Her feelings about Vance, a junior senator from Ohio who has faced skepticism from some Jewish Republicans over his non-interventionist rhetoric, have been less clear. 

During the election, Vance drew scrutiny for past text messages in which he privately shared callous remarks about Adelson’s late husband Sheldon, the casino magnate who died in 2021. A spokesperson for Adelson, who previously contributed to Vance’s Senate campaign, said in a statement in August that she was “unfazed” by the texts and “will continue to have a good relationship with” the incoming vice president.

The spokesperson, Andy Abboud, did not respond to a request for comment about Adelson’s recent photo with Vance. A representative for Vance also did not return a request for comment on Thursday. 

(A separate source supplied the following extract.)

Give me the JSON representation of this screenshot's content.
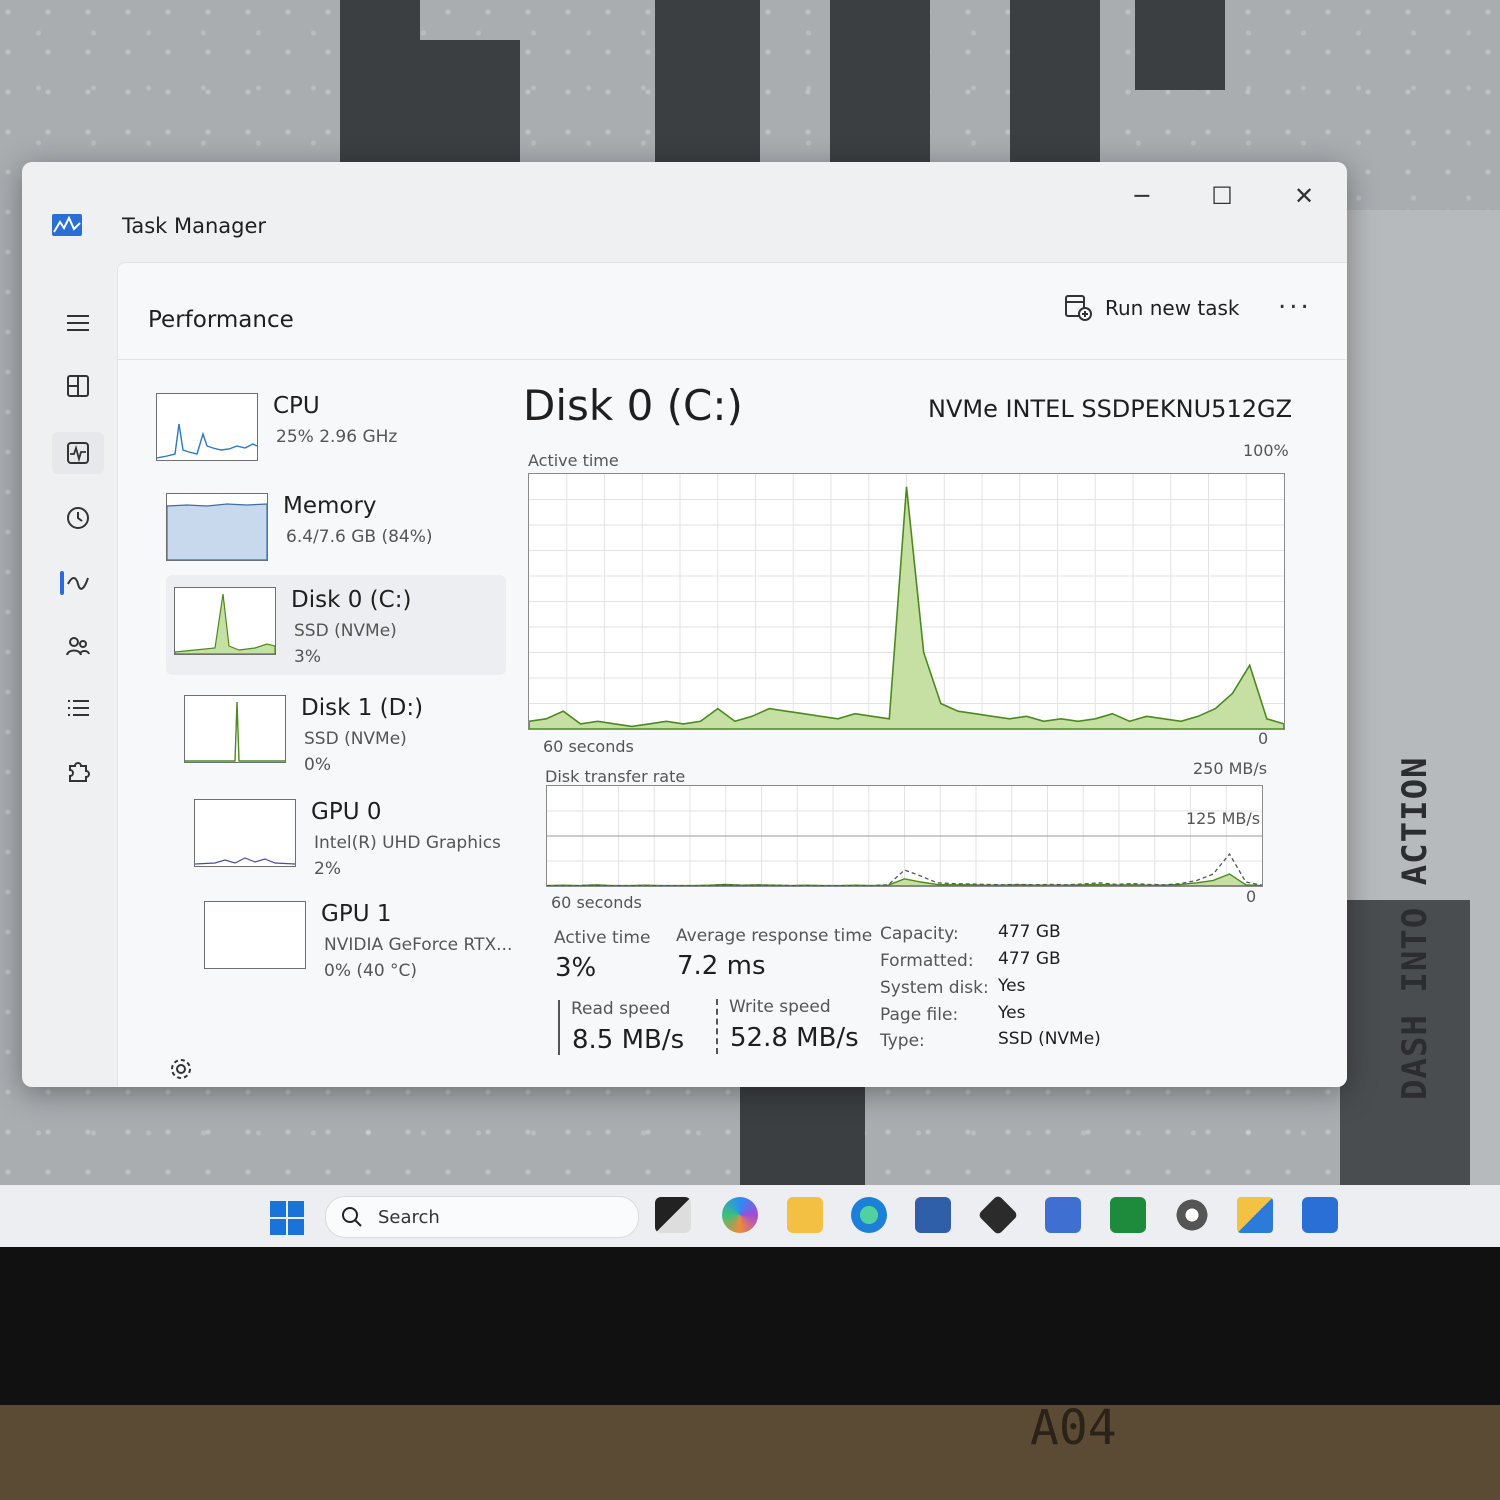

The photo suggests that such issues are no longer a source of tension, while also helping to validate the vice president-elect among pro-Israel Republicans who have raised concerns about his positions and statements on foreign policy. “If Miri is smiling, I’m smiling,” Fred Zeidman, a top GOP donor and longtime friend of the Adelson family who backed Nikki Haley for president, told Jewish Insider on Thursday.

“Knowing Miri’s devotion and passion for Israel, if she’s sitting with him and smiling, then I think that she’s very comfortable with his position on Israel,” Zeidman, who sits on the board of the Republican Jewish Coalition, added. “She’s so tough on that issue.”

Vance, a leading critic of aid to Ukraine, has sought to differentiate his views on Russia’s invasion and other foreign conflicts from his policy stances on the Middle East, reiterating that he remains committed to supporting Israel in its ongoing war with Hamas amid threats from other Iran-backed proxy groups in the region. 

Despite such claims, some recent comments have provoked reservations among hawkish Republicans who have cast doubt on the tenability of his foreign policy vision. Shortly before the November election, for instance, Vance said that pro-Israel Americans had responded in a “much more militaristic” way to the Oct. 7 terror attacks than Israelis, while arguing that Israel’s interests “sometimes” conflict with the U.S.

He also said that it would be “a huge distraction of resources” to pursue direct military action against Iran, even as he had laid out an aggressive approach to countering the Islamic Republic not long after he had been picked as Trump’s running mate just a few months earlier. 

Eric Levine, a leading GOP fundraiser and RJC board member, has openly expressed discomfort with Vance’s foreign policy vision, claiming that his general aversion to American engagement abroad is “antithetical” to pursuing a pro-Israel agenda.

“The concern with J.D. Vance is not that he is anti-Israel like the progressive left,” Levine clarified in an email to JI on Thursday. “The concern is that the American-Israel alliance is simply not a priority for him.”

Still, he said it was “encouraging to see” that Vance had “gone out of his way to spend New Year’s Eve and have his picture taken with” Adelson, calling it “a welcome statement.”